A wave of guilt rippled through me. Of course, given what I saw in the queen’s temple, I still had loads of questions about how my mother and I were connected to Avalon. I’d asked Father about it more than once over these last two weeks, but he always just shrugged and seemed to grow sad. No, now was not the proper time to ask him again. Besides, I was beginning to have doubts about giving Cleona my egg.
“Begging your pardon, sir,” I said as I sat back down. “But I should probably tell you that I gave Cleona Moral’s egg.” Father’s face dropped in shock. “On Lorcan’s behalf,” I added quickly. “To cheer her up.”
“Did the Gallownog put you up to this before he died?” Father asked.
“Why no, sir. I done it on my own.” Father gazed out over the water and quickly became lost in thought. “Please don’t be cross with me, sir,” I said after a long silence. “I only done it—did it, I mean—to make Cleona happy.”
“You misunderstand me,” Father said quietly. “Before he died, Dalach confided in me about what he saw when he returned to the temple a second time. It seems the tiles had formed a picture of Cleona holding Moral’s egg.”
“Cor,” I gasped. “But what could it mean, sir?”
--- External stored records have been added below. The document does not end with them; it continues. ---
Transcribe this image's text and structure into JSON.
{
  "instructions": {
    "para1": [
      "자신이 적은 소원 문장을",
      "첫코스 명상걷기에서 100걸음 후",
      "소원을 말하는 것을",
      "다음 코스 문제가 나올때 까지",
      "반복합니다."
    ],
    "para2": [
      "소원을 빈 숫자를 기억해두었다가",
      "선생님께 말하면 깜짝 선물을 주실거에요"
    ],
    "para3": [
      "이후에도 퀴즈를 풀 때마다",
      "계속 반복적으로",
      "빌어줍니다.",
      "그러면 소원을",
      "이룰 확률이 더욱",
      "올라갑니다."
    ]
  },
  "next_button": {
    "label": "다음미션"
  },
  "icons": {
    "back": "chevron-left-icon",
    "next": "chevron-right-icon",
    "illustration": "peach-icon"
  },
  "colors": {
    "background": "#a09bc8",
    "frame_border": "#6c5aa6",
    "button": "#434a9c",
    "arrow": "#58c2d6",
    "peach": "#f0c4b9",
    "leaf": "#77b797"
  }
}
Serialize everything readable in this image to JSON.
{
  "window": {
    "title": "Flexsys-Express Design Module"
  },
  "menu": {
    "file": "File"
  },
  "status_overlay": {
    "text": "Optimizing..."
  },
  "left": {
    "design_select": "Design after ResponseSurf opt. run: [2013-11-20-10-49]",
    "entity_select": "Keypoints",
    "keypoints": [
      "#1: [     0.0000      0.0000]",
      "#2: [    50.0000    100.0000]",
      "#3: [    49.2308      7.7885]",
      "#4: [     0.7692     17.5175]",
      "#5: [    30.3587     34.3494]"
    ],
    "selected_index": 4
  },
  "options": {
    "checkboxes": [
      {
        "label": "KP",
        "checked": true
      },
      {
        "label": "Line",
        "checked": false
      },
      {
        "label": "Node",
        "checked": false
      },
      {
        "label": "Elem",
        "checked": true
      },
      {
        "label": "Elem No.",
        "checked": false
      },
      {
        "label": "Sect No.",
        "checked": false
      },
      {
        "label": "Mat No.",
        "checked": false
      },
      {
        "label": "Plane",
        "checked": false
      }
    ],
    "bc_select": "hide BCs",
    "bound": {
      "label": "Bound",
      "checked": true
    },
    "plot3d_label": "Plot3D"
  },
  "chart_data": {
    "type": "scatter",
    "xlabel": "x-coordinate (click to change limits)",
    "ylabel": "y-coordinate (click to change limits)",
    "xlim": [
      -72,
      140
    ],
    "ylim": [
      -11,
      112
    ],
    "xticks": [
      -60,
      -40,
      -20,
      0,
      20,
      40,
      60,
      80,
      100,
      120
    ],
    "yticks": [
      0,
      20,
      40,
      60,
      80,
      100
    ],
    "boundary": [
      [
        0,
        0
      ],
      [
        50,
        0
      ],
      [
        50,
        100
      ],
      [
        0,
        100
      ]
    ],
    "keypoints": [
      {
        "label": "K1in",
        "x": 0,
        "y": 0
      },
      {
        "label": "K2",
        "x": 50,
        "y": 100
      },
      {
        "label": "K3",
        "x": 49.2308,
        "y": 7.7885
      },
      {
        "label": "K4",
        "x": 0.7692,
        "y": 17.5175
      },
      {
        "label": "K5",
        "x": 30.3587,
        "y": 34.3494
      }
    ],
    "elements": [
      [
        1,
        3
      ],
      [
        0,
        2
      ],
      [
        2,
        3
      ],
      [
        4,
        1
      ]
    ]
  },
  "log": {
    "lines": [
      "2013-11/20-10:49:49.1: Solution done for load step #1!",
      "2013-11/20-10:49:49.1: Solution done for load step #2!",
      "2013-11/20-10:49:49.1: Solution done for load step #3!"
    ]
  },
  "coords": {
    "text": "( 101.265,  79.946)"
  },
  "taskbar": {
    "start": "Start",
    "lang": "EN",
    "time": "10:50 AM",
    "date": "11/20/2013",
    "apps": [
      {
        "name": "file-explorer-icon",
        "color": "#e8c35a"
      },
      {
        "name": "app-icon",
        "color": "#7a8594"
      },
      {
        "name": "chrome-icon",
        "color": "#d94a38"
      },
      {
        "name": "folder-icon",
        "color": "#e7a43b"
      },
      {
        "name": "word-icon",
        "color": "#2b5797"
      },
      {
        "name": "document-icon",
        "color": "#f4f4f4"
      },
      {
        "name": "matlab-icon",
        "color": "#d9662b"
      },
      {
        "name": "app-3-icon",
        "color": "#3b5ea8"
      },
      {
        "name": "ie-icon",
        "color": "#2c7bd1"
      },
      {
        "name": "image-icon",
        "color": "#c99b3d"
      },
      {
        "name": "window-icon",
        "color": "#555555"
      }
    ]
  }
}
“Only time will tell, I’m afraid. And thus, although our Aquaticum appears to be over, I suspect our business with the Avalonians is not.”
Father and I pondered this a long time. An owl hooted in the distance, a nightingale began twittering onshore, and then the frigid wind joined them, whistling along with their twilight song. I shivered.
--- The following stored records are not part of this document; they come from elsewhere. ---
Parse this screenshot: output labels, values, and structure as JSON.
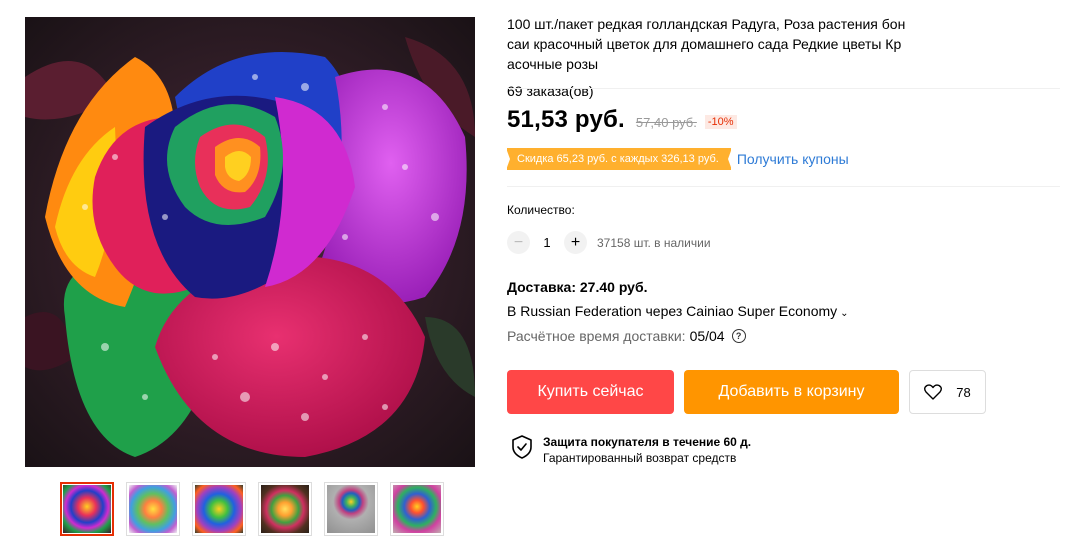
{
  "product": {
    "title": "100 шт./пакет редкая голландская Радуга, Роза растения бонсаи красочный цветок для домашнего сада Редкие цветы Красочные розы",
    "orders": "69 заказа(ов)"
  },
  "gallery": {
    "main_image": "rainbow-rose-photo",
    "thumbnails": [
      {
        "name": "rainbow-rose-thumb-1",
        "active": true
      },
      {
        "name": "rainbow-rose-thumb-2",
        "active": false
      },
      {
        "name": "rainbow-rose-thumb-3",
        "active": false
      },
      {
        "name": "rainbow-rose-thumb-4",
        "active": false
      },
      {
        "name": "rainbow-rose-thumb-5",
        "active": false
      },
      {
        "name": "rainbow-rose-thumb-6",
        "active": false
      }
    ]
  },
  "pricing": {
    "price": "51,53 руб.",
    "old_price": "57,40 руб.",
    "discount": "-10%",
    "coupon_text": "Скидка 65,23 руб. с каждых 326,13 руб.",
    "coupon_link": "Получить купоны"
  },
  "quantity": {
    "label": "Количество:",
    "minus": "−",
    "plus": "+",
    "value": "1",
    "stock": "37158 шт. в наличии"
  },
  "shipping": {
    "title": "Доставка: 27.40 руб.",
    "method": "В Russian Federation через Cainiao Super Economy",
    "time_label": "Расчётное время доставки:",
    "time_value": "05/04",
    "help": "?"
  },
  "actions": {
    "buy_now": "Купить сейчас",
    "add_to_cart": "Добавить в корзину",
    "wishlist_count": "78"
  },
  "protection": {
    "title": "Защита покупателя в течение 60 д.",
    "subtitle": "Гарантированный возврат средств"
  },
  "colors": {
    "buy": "#ff4747",
    "cart": "#ff9500",
    "coupon": "#ffb02e",
    "link": "#2e7bd6",
    "discount": "#e62e04"
  }
}
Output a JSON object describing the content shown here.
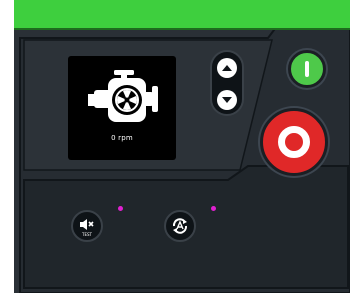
{
  "colors": {
    "panel_background": "#2a3036",
    "top_bar": "#3ecf3e",
    "start_button": "#4ec94a",
    "stop_button": "#e02828",
    "indicator_dot": "#e020d0"
  },
  "engine_display": {
    "icon": "engine-icon",
    "rpm_text": "0 rpm"
  },
  "buttons": {
    "scroll_up": "arrow-up-icon",
    "scroll_down": "arrow-down-icon",
    "start": "power-on-icon",
    "stop": "stop-ring-icon",
    "mute": "horn-mute-icon",
    "auto": "auto-restart-icon"
  },
  "mute_label": "TEST"
}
“Begging your pardon, sir,” I said, rubbing my hands together, “but now that we’ve returned Excalibur, shouldn’t we be getting back to the Odditorium?”
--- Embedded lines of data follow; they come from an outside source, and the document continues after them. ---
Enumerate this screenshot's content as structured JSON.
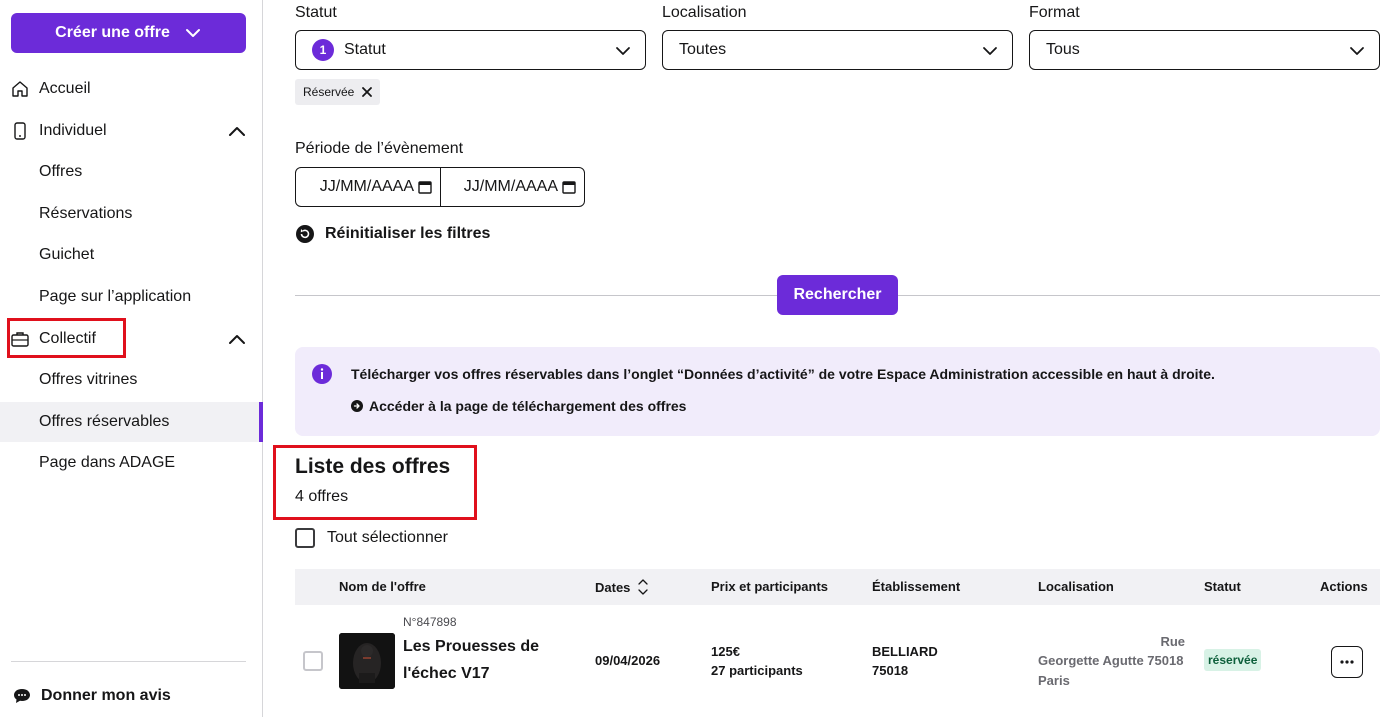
{
  "sidebar": {
    "create_button": "Créer une offre",
    "items": [
      {
        "label": "Accueil"
      },
      {
        "label": "Individuel"
      },
      {
        "label": "Offres"
      },
      {
        "label": "Réservations"
      },
      {
        "label": "Guichet"
      },
      {
        "label": "Page sur l’application"
      },
      {
        "label": "Collectif"
      },
      {
        "label": "Offres vitrines"
      },
      {
        "label": "Offres réservables"
      },
      {
        "label": "Page dans ADAGE"
      }
    ],
    "feedback": "Donner mon avis"
  },
  "filters": {
    "status_label": "Statut",
    "status_count": "1",
    "status_value": "Statut",
    "location_label": "Localisation",
    "location_value": "Toutes",
    "format_label": "Format",
    "format_value": "Tous",
    "active_tag": "Réservée",
    "period_label": "Période de l’évènement",
    "date_start_placeholder": "JJ/MM/AAAA",
    "date_end_placeholder": "JJ/MM/AAAA",
    "reset_label": "Réinitialiser les filtres",
    "search_button": "Rechercher"
  },
  "info_banner": {
    "message": "Télécharger vos offres réservables dans l’onglet “Données d’activité” de votre Espace Administration accessible en haut à droite.",
    "link": "Accéder à la page de téléchargement des offres"
  },
  "list": {
    "title": "Liste des offres",
    "count": "4 offres",
    "select_all": "Tout sélectionner",
    "columns": [
      "Nom de l'offre",
      "Dates",
      "Prix et participants",
      "Établissement",
      "Localisation",
      "Statut",
      "Actions"
    ],
    "rows": [
      {
        "number": "N°847898",
        "name": "Les Prouesses de l'échec V17",
        "date": "09/04/2026",
        "price": "125€",
        "participants": "27 participants",
        "establishment_line1": "BELLIARD",
        "establishment_line2": "75018",
        "location_line1": "Rue",
        "location_line2": "Georgette Agutte 75018",
        "location_line3": "Paris",
        "status": "réservée"
      }
    ]
  },
  "colors": {
    "accent": "#6c2bd9",
    "highlight_border": "#e0101c",
    "info_bg": "#f1ecfb",
    "status_bg": "#d8f2e6"
  }
}
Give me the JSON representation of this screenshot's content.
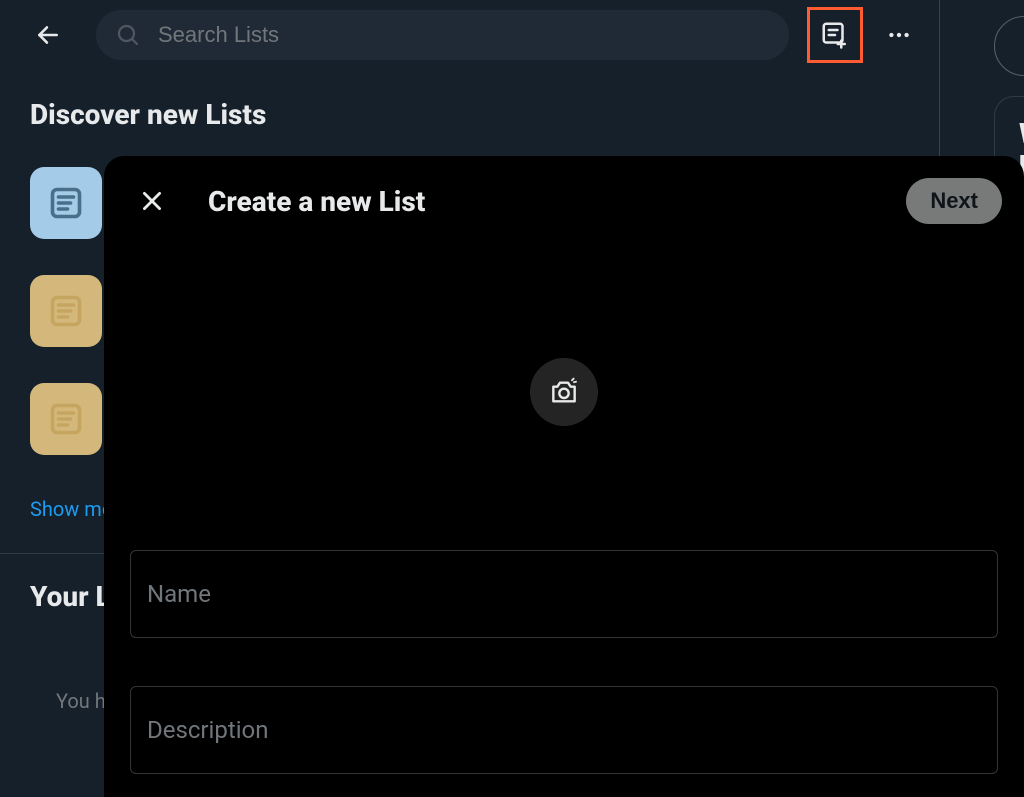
{
  "header": {
    "search_placeholder": "Search Lists"
  },
  "discover": {
    "heading": "Discover new Lists",
    "show_more_label": "Show more"
  },
  "your_lists": {
    "heading": "Your Lists",
    "empty_message": "You haven't created or followed any Lists. When you do, they'll show up here."
  },
  "right_panel": {
    "card_heading": "What's happening"
  },
  "modal": {
    "title": "Create a new List",
    "next_label": "Next",
    "name_label": "Name",
    "description_label": "Description"
  }
}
“Not yet. We’ve still got your lesson.”
Father lit a lamp, hung it alongside the buggy’s windshield, and then retrieved a pair of fishing poles from the backseat. He handed one to me, and my insides swelled with excitement. Father quickly checked our lures, showed me how to cast my line, and then, with the last of the afternoon light quickly fading, we watched our floats disappear amidst the blackened water. A fish splashed somewhere close by, but when I asked Father what I should do if I caught one, he shrugged, and with a smile said:
“Why, give it back, of course.”
Alistair Grim’s eyes twinkled in the lamplight, and the nub of his lesson came clear. There was more magic in moments like these than in anything at his Odditorium. For even though the wind was blowing quite fiercely now, I wasn’t cold at all.
If the odd was the ordinary at Alistair Grim’s, then I suppose it came as no surprise that I should find magic in the most unexpected of places: on a lake in the middle of nowhere, fishing with my father. Such magic, I learned, was more powerful than anything Abel Wortley could dish out.
And yet, the old devil had certainly dished my family a lot of sorrow, much of it dating back to before I was born. I just knew in my heart that he’d had something to do with Mother’s flight from London. But as all that was still a mystery, there was no use in speculating myself silly about it. We had other problems, and soon I would learn just how important—and how magical—my gift of Moral’s egg truly was.